Sunday 13 March 2016

Inspiration



Reading: Mr. Mercedes by Stephen King
Listening to: "Can't You Trip Like I Do" by Filter & The Crystal Method
Outside: Ah! Springtime! Laundry dries on the line!


She's at it again: my toddler daughter continues to teach me more about life every day. Yesterday's lesson came at me like an out-of-control steam engine. One word. Tantrum.




Now, my little lamb, she is usually that - I mean, scarily so - a little lamb. But sometimes she can't get the train tracks clicked. Or sometimes the Mega Blox just don't stack right. Or sometimes, I don't know, I want to put her left shoe on her left foot, as opposed to her right foot, and well, things just slide out of control and careen right off the rails.

The same thing happens to us adults, although we've usually, in the fullness of time (hopefully, hopefully), learned to deal with it with a little more, shall I say, finesse

I'm talking about more than just waiting a long time to get the check at the end of your meal. More than just being stopped on your way to the bagel shop at lunchtime by a guy braying about a charity you already donate to, and if you don't, you would be more inclined to donate to it if you weren't being brayed at about it. More than just being cut off in the fast lane, or the rain dashing your hopes of sunning yourself in the back yard because you have Seasonal Affective Disorder and you are f*cking desperate for some Vitamin D.

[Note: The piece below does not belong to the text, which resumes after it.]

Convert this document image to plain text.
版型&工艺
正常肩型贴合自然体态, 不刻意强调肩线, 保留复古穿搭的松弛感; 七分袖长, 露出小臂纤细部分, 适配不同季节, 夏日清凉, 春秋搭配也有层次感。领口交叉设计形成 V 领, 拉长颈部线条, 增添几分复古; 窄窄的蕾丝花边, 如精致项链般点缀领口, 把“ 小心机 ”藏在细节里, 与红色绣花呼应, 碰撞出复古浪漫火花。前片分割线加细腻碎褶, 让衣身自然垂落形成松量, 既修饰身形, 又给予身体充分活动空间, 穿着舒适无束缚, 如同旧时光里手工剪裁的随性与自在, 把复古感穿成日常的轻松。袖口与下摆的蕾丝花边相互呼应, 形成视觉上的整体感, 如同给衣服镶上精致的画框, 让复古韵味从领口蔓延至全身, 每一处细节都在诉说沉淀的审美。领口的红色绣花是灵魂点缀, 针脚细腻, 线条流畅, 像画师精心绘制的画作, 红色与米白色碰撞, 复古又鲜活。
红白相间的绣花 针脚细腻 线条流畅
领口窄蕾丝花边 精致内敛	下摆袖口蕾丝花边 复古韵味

Yes. More than that. I'm talking about when you don't get that job you were really, really hoping for. When you don't lose that five pounds you were expecting to lose. When you ask that girl (or that guy) out for a second date and he/she doesn't answer your text. When you're trying to learn a foreign language and the words are senseless, maddening scribbles across the page. When you're pretty sure your physical therapist is trying to kill you when she asks you to actually stand up and walk down the length of the shallow pool. When you spend so much of your time and your energy and your thoughts and, no, more than that - your dreams - on something and things just fall apart. It hurts.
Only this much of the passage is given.